Environment Minister says consultations for Alton Gas project were 'sufficient'

Margaret Miller

Nova Scotia's Environment Minister has released her decision on the appeal of the industrial approval for the Alton Gas project, saying consultations with Sipekne'katik First Nation were sufficient.

Margaret Miller states that the terms and conditions of the approval are sufficient to protect the environment.

However, the approval has been amended to require the company to meet all applicable provincial, federal and municipal laws, including any future amendments to them.

It also requires Alton Gas to develop a communication plan for information sharing with Sipekne'katik First Nation on environmental issues that may require an amendment to the approval.

The first nation has 30 days to appeal.

The department issued industrial approval to Alton Natural Gas Storage LP in January 2016 to operate a proposed brine storage pond in Colchester County, which led to six appeals.

All six were dismissed in April 2016, after which the Sipekne'katik First Nation appealed the Minister’s decision to the Supreme Court on issues of procedural fairness and adequate consultation.

On January 27th, 2017 the consultation matter was sent back to the Minister for a decision, which was released today.

The project has been in the works for 12 years, with the company wanting to use water from the Shubenacadie River to flush out underground salt deposits to create caverns east of Alton that will eventually store natural gas.

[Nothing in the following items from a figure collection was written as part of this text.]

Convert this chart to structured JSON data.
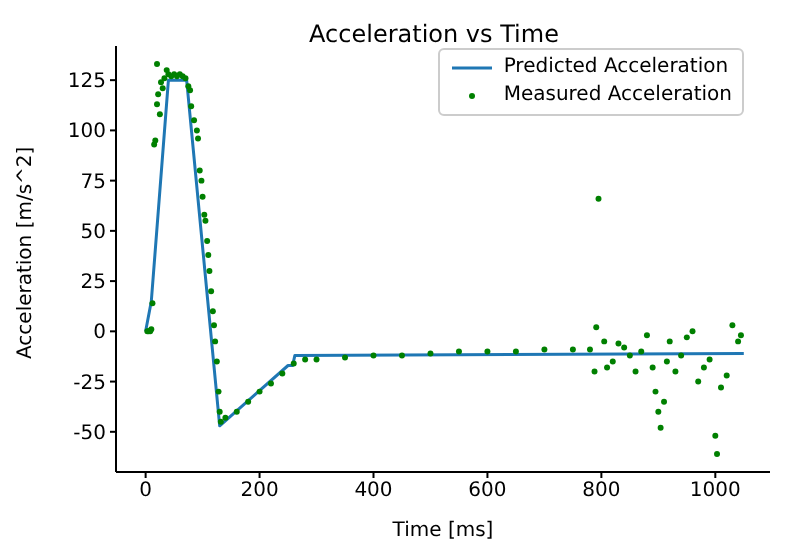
{
  "chart_data": {
    "type": "line",
    "title": "Acceleration vs Time",
    "xlabel": "Time [ms]",
    "ylabel": "Acceleration [m/s^2]",
    "xlim": [
      -52,
      1096
    ],
    "ylim": [
      -70,
      142
    ],
    "xticks": [
      0,
      200,
      400,
      600,
      800,
      1000
    ],
    "yticks": [
      -50,
      -25,
      0,
      25,
      50,
      75,
      100,
      125
    ],
    "grid": false,
    "legend": "top right",
    "series": [
      {
        "name": "Predicted Acceleration",
        "type": "line",
        "color": "#1f77b4",
        "marker": "none",
        "x": [
          0,
          10,
          40,
          72,
          130,
          250,
          258,
          262,
          1050
        ],
        "values": [
          0,
          15,
          125,
          125,
          -47,
          -17,
          -17,
          -12,
          -11
        ]
      },
      {
        "name": "Measured Acceleration",
        "type": "scatter",
        "color": "#008000",
        "marker": "circle",
        "x": [
          3,
          5,
          8,
          10,
          12,
          15,
          17,
          20,
          22,
          25,
          27,
          30,
          20,
          33,
          37,
          40,
          45,
          50,
          55,
          60,
          65,
          70,
          75,
          78,
          80,
          85,
          90,
          92,
          95,
          98,
          100,
          103,
          105,
          108,
          110,
          112,
          115,
          118,
          120,
          122,
          125,
          128,
          130,
          132,
          140,
          160,
          180,
          200,
          220,
          240,
          260,
          280,
          300,
          350,
          400,
          450,
          500,
          550,
          600,
          650,
          700,
          750,
          780,
          788,
          791,
          795,
          805,
          810,
          820,
          830,
          840,
          850,
          860,
          870,
          880,
          890,
          895,
          900,
          904,
          910,
          915,
          920,
          930,
          940,
          950,
          960,
          970,
          980,
          990,
          1000,
          1003,
          1010,
          1020,
          1030,
          1040,
          1045
        ],
        "values": [
          0,
          0,
          0,
          1,
          14,
          93,
          95,
          113,
          118,
          108,
          124,
          121,
          133,
          126,
          130,
          128,
          127,
          128,
          127,
          128,
          127,
          126,
          122,
          120,
          112,
          105,
          100,
          96,
          80,
          75,
          67,
          58,
          55,
          45,
          38,
          30,
          20,
          10,
          3,
          -5,
          -15,
          -30,
          -40,
          -45,
          -43,
          -40,
          -35,
          -30,
          -26,
          -21,
          -16,
          -14,
          -14,
          -13,
          -12,
          -12,
          -11,
          -10,
          -10,
          -10,
          -9,
          -9,
          -9,
          -20,
          2,
          66,
          -5,
          -18,
          -15,
          -6,
          -8,
          -12,
          -20,
          -10,
          -2,
          -18,
          -30,
          -40,
          -48,
          -35,
          -15,
          -5,
          -20,
          -12,
          -3,
          0,
          -25,
          -18,
          -14,
          -52,
          -61,
          -28,
          -22,
          3,
          -5,
          -2
        ]
      }
    ]
  }
}
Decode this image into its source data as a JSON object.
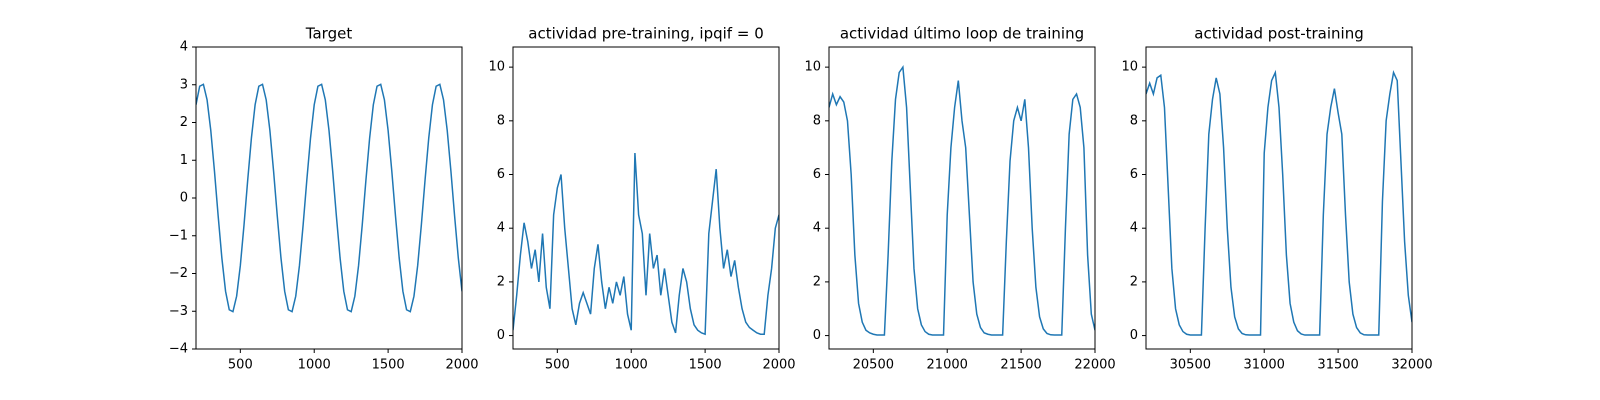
{
  "chart_data": [
    {
      "type": "line",
      "title": "Target",
      "xlim": [
        200,
        2000
      ],
      "ylim": [
        -4,
        4
      ],
      "xticks": [
        500,
        1000,
        1500,
        2000
      ],
      "yticks": [
        {
          "value": -4,
          "label": "−4"
        },
        {
          "value": -3,
          "label": "−3"
        },
        {
          "value": -2,
          "label": "−2"
        },
        {
          "value": -1,
          "label": "−1"
        },
        0,
        1,
        2,
        3,
        4
      ],
      "x": [
        200,
        225,
        250,
        275,
        300,
        325,
        350,
        375,
        400,
        425,
        450,
        475,
        500,
        525,
        550,
        575,
        600,
        625,
        650,
        675,
        700,
        725,
        750,
        775,
        800,
        825,
        850,
        875,
        900,
        925,
        950,
        975,
        1000,
        1025,
        1050,
        1075,
        1100,
        1125,
        1150,
        1175,
        1200,
        1225,
        1250,
        1275,
        1300,
        1325,
        1350,
        1375,
        1400,
        1425,
        1450,
        1475,
        1500,
        1525,
        1550,
        1575,
        1600,
        1625,
        1650,
        1675,
        1700,
        1725,
        1750,
        1775,
        1800,
        1825,
        1850,
        1875,
        1900,
        1925,
        1950,
        1975,
        2000
      ],
      "series": [
        {
          "color": "#1f77b4",
          "values": [
            2.47,
            2.96,
            3.01,
            2.6,
            1.79,
            0.71,
            -0.48,
            -1.59,
            -2.47,
            -2.96,
            -3.01,
            -2.6,
            -1.79,
            -0.71,
            0.48,
            1.59,
            2.47,
            2.96,
            3.01,
            2.6,
            1.79,
            0.71,
            -0.48,
            -1.59,
            -2.47,
            -2.96,
            -3.01,
            -2.6,
            -1.79,
            -0.71,
            0.48,
            1.59,
            2.47,
            2.96,
            3.01,
            2.6,
            1.79,
            0.71,
            -0.48,
            -1.59,
            -2.47,
            -2.96,
            -3.01,
            -2.6,
            -1.79,
            -0.71,
            0.48,
            1.59,
            2.47,
            2.96,
            3.01,
            2.6,
            1.79,
            0.71,
            -0.48,
            -1.59,
            -2.47,
            -2.96,
            -3.01,
            -2.6,
            -1.79,
            -0.71,
            0.48,
            1.59,
            2.47,
            2.96,
            3.01,
            2.6,
            1.79,
            0.71,
            -0.48,
            -1.59,
            -2.47
          ]
        }
      ]
    },
    {
      "type": "line",
      "title": "actividad pre-training, ipqif = 0",
      "xlim": [
        200,
        2000
      ],
      "ylim": [
        -0.5,
        10.75
      ],
      "xticks": [
        500,
        1000,
        1500,
        2000
      ],
      "yticks": [
        0,
        2,
        4,
        6,
        8,
        10
      ],
      "x": [
        200,
        225,
        250,
        275,
        300,
        325,
        350,
        375,
        400,
        425,
        450,
        475,
        500,
        525,
        550,
        575,
        600,
        625,
        650,
        675,
        700,
        725,
        750,
        775,
        800,
        825,
        850,
        875,
        900,
        925,
        950,
        975,
        1000,
        1025,
        1050,
        1075,
        1100,
        1125,
        1150,
        1175,
        1200,
        1225,
        1250,
        1275,
        1300,
        1325,
        1350,
        1375,
        1400,
        1425,
        1450,
        1475,
        1500,
        1525,
        1550,
        1575,
        1600,
        1625,
        1650,
        1675,
        1700,
        1725,
        1750,
        1775,
        1800,
        1825,
        1850,
        1875,
        1900,
        1925,
        1950,
        1975,
        2000
      ],
      "series": [
        {
          "color": "#1f77b4",
          "values": [
            0.2,
            1.5,
            3.0,
            4.2,
            3.5,
            2.5,
            3.2,
            2.0,
            3.8,
            1.8,
            1.0,
            4.5,
            5.5,
            6.0,
            4.0,
            2.5,
            1.0,
            0.4,
            1.2,
            1.6,
            1.2,
            0.8,
            2.5,
            3.4,
            2.0,
            1.0,
            1.8,
            1.2,
            2.0,
            1.5,
            2.2,
            0.8,
            0.2,
            6.8,
            4.5,
            3.8,
            1.5,
            3.8,
            2.5,
            3.0,
            1.5,
            2.5,
            1.5,
            0.5,
            0.1,
            1.5,
            2.5,
            2.0,
            1.0,
            0.4,
            0.2,
            0.1,
            0.05,
            3.8,
            5.0,
            6.2,
            4.0,
            2.5,
            3.2,
            2.2,
            2.8,
            1.8,
            1.0,
            0.5,
            0.3,
            0.2,
            0.1,
            0.05,
            0.05,
            1.5,
            2.5,
            4.0,
            4.5
          ]
        }
      ]
    },
    {
      "type": "line",
      "title": "actividad último loop de training",
      "xlim": [
        20200,
        22000
      ],
      "ylim": [
        -0.5,
        10.75
      ],
      "xticks": [
        20500,
        21000,
        21500,
        22000
      ],
      "yticks": [
        0,
        2,
        4,
        6,
        8,
        10
      ],
      "x": [
        20200,
        20225,
        20250,
        20275,
        20300,
        20325,
        20350,
        20375,
        20400,
        20425,
        20450,
        20475,
        20500,
        20525,
        20550,
        20575,
        20600,
        20625,
        20650,
        20675,
        20700,
        20725,
        20750,
        20775,
        20800,
        20825,
        20850,
        20875,
        20900,
        20925,
        20950,
        20975,
        21000,
        21025,
        21050,
        21075,
        21100,
        21125,
        21150,
        21175,
        21200,
        21225,
        21250,
        21275,
        21300,
        21325,
        21350,
        21375,
        21400,
        21425,
        21450,
        21475,
        21500,
        21525,
        21550,
        21575,
        21600,
        21625,
        21650,
        21675,
        21700,
        21725,
        21750,
        21775,
        21800,
        21825,
        21850,
        21875,
        21900,
        21925,
        21950,
        21975,
        22000
      ],
      "series": [
        {
          "color": "#1f77b4",
          "values": [
            8.5,
            9.0,
            8.6,
            8.9,
            8.7,
            8.0,
            6.0,
            3.0,
            1.2,
            0.5,
            0.2,
            0.1,
            0.05,
            0.02,
            0.02,
            0.02,
            3.0,
            6.5,
            8.8,
            9.8,
            10.0,
            8.5,
            5.5,
            2.5,
            1.0,
            0.4,
            0.15,
            0.05,
            0.02,
            0.02,
            0.02,
            0.02,
            4.5,
            7.0,
            8.5,
            9.5,
            8.0,
            7.0,
            4.5,
            2.0,
            0.8,
            0.3,
            0.1,
            0.05,
            0.02,
            0.02,
            0.02,
            0.02,
            3.5,
            6.5,
            8.0,
            8.5,
            8.0,
            8.8,
            7.0,
            4.0,
            1.8,
            0.7,
            0.25,
            0.08,
            0.03,
            0.02,
            0.02,
            0.02,
            4.0,
            7.5,
            8.8,
            9.0,
            8.5,
            7.0,
            3.0,
            0.8,
            0.2
          ]
        }
      ]
    },
    {
      "type": "line",
      "title": "actividad post-training",
      "xlim": [
        30200,
        32000
      ],
      "ylim": [
        -0.5,
        10.75
      ],
      "xticks": [
        30500,
        31000,
        31500,
        32000
      ],
      "yticks": [
        0,
        2,
        4,
        6,
        8,
        10
      ],
      "x": [
        30200,
        30225,
        30250,
        30275,
        30300,
        30325,
        30350,
        30375,
        30400,
        30425,
        30450,
        30475,
        30500,
        30525,
        30550,
        30575,
        30600,
        30625,
        30650,
        30675,
        30700,
        30725,
        30750,
        30775,
        30800,
        30825,
        30850,
        30875,
        30900,
        30925,
        30950,
        30975,
        31000,
        31025,
        31050,
        31075,
        31100,
        31125,
        31150,
        31175,
        31200,
        31225,
        31250,
        31275,
        31300,
        31325,
        31350,
        31375,
        31400,
        31425,
        31450,
        31475,
        31500,
        31525,
        31550,
        31575,
        31600,
        31625,
        31650,
        31675,
        31700,
        31725,
        31750,
        31775,
        31800,
        31825,
        31850,
        31875,
        31900,
        31925,
        31950,
        31975,
        32000
      ],
      "series": [
        {
          "color": "#1f77b4",
          "values": [
            9.0,
            9.4,
            9.0,
            9.6,
            9.7,
            8.5,
            5.5,
            2.5,
            1.0,
            0.4,
            0.15,
            0.05,
            0.02,
            0.02,
            0.02,
            0.02,
            4.0,
            7.5,
            8.8,
            9.6,
            9.0,
            7.0,
            4.0,
            1.8,
            0.7,
            0.25,
            0.08,
            0.03,
            0.02,
            0.02,
            0.02,
            0.02,
            6.8,
            8.5,
            9.5,
            9.8,
            8.5,
            6.0,
            3.0,
            1.2,
            0.5,
            0.18,
            0.06,
            0.02,
            0.02,
            0.02,
            0.02,
            0.02,
            4.5,
            7.5,
            8.5,
            9.2,
            8.3,
            7.5,
            4.5,
            2.0,
            0.8,
            0.3,
            0.1,
            0.03,
            0.02,
            0.02,
            0.02,
            0.02,
            5.0,
            8.0,
            9.0,
            9.8,
            9.5,
            6.5,
            3.5,
            1.5,
            0.5
          ]
        }
      ]
    }
  ]
}
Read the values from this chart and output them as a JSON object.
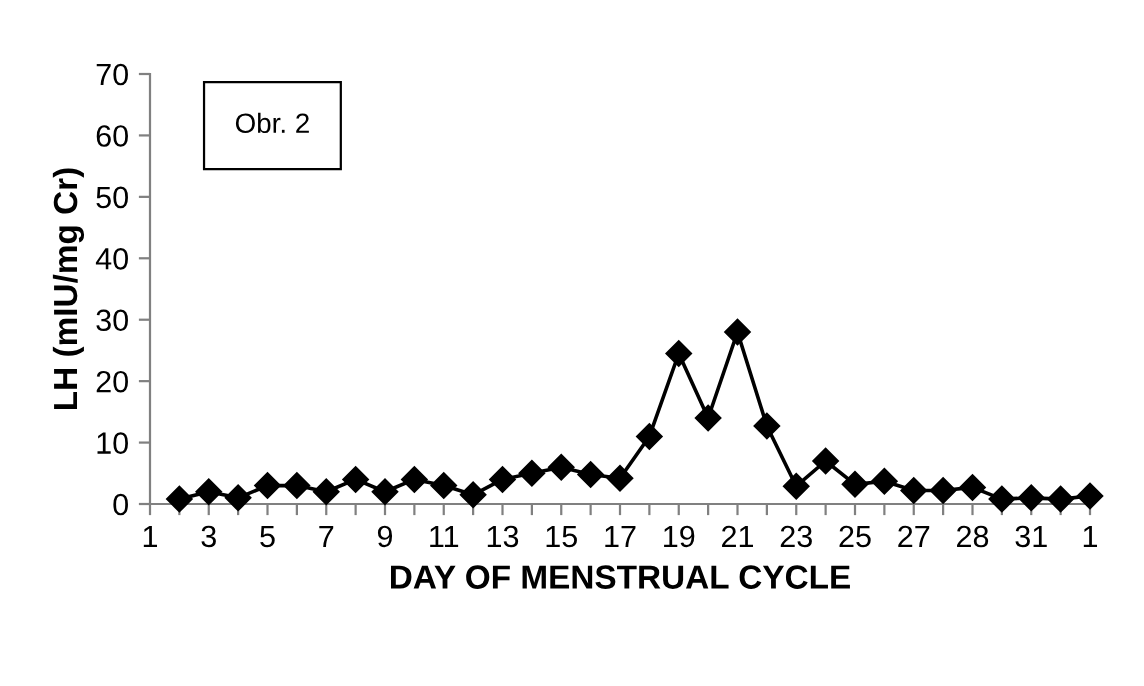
{
  "chart_data": {
    "type": "line",
    "xlabel": "DAY OF MENSTRUAL CYCLE",
    "ylabel": "LH (mIU/mg Cr)",
    "annotations": [
      "Obr. 2"
    ],
    "categories": [
      "1",
      null,
      "3",
      null,
      "5",
      null,
      "7",
      null,
      "9",
      null,
      "11",
      null,
      "13",
      null,
      "15",
      null,
      "17",
      null,
      "19",
      null,
      "21",
      null,
      "23",
      null,
      "25",
      null,
      "27",
      null,
      "28",
      null,
      "31",
      null,
      "1"
    ],
    "series": [
      {
        "color": "#000000",
        "values": [
          null,
          0.8,
          2,
          1,
          3,
          3,
          2,
          4,
          2,
          4,
          3,
          1.5,
          4,
          5,
          6,
          4.8,
          4.2,
          11,
          24.5,
          14,
          28,
          12.7,
          2.9,
          7,
          3.2,
          3.7,
          2.2,
          2.2,
          2.7,
          0.8,
          1,
          0.8,
          1.3
        ]
      }
    ],
    "ylim": [
      0,
      70
    ],
    "yticks": [
      0,
      10,
      20,
      30,
      40,
      50,
      60,
      70
    ],
    "grid": false,
    "legend": false,
    "marker": "diamond",
    "line_style": "solid"
  }
}
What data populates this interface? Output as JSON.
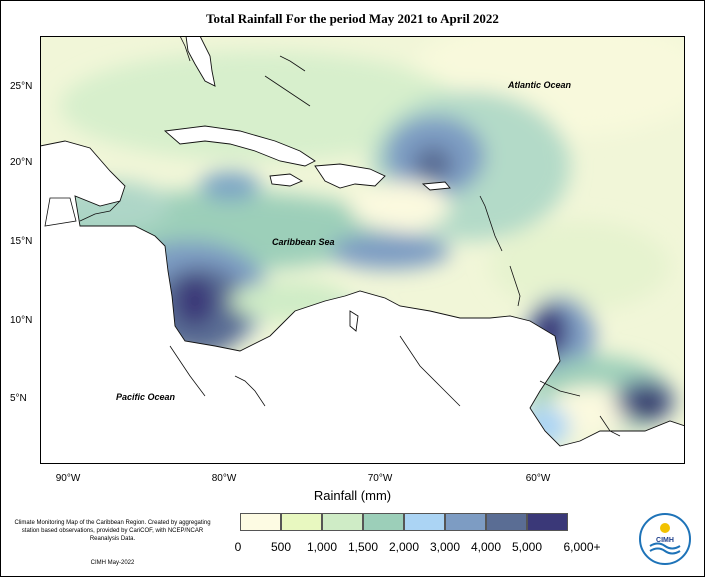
{
  "title": "Total Rainfall For the period May 2021 to April 2022",
  "map": {
    "latitude_labels": [
      "25°N",
      "20°N",
      "15°N",
      "10°N",
      "5°N"
    ],
    "longitude_labels": [
      "90°W",
      "80°W",
      "70°W",
      "60°W"
    ],
    "ocean_labels": {
      "atlantic": "Atlantic Ocean",
      "caribbean": "Caribbean Sea",
      "pacific": "Pacific Ocean"
    }
  },
  "legend": {
    "title": "Rainfall (mm)",
    "labels": [
      "0",
      "500",
      "1,000",
      "1,500",
      "2,000",
      "3,000",
      "4,000",
      "5,000",
      "6,000+"
    ],
    "colors": [
      "#fdfbe3",
      "#e8f8c0",
      "#cfecc6",
      "#9ccfb9",
      "#abd4f4",
      "#7d9cc3",
      "#5a6d94",
      "#3a3878"
    ]
  },
  "credits": {
    "text": "Climate Monitoring Map of the Caribbean Region. Created by aggregating station based observations, provided by CariCOF, with NCEP/NCAR Reanalysis Data.",
    "footer": "CIMH May-2022",
    "logo_text": "CIMH"
  }
}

The company says the leftover brine solution will be pumped into the river, twice a day at high tide, over a two- to three-year period.

Alton Gas says it has scientific studies showing the brine will not hurt the environment, but Indigenous protesters and their allies say aquatic life will be put at risk.

The protesters had set up a permanent protest camp near the Shubenacadie River, but a recent Nova Scotia Supreme Court order laid out a small patch of land where Aboriginal and other protesters would be permitted.

The Canadan Press reported in February that the federal government was stepping in, with Environment and Climate Change Canada saying the proposed regulations for the Alton Gas project will be aimed at managing potential threats to fish, fish habitat, and human health.

The federal department said the proposed regulations under the Fisheries Act are due later this year and will establish "conditions on any brine releases."

Last month, the Nova Scotia Utility and Review Board approved a construction extension after the previous approval ran out last September.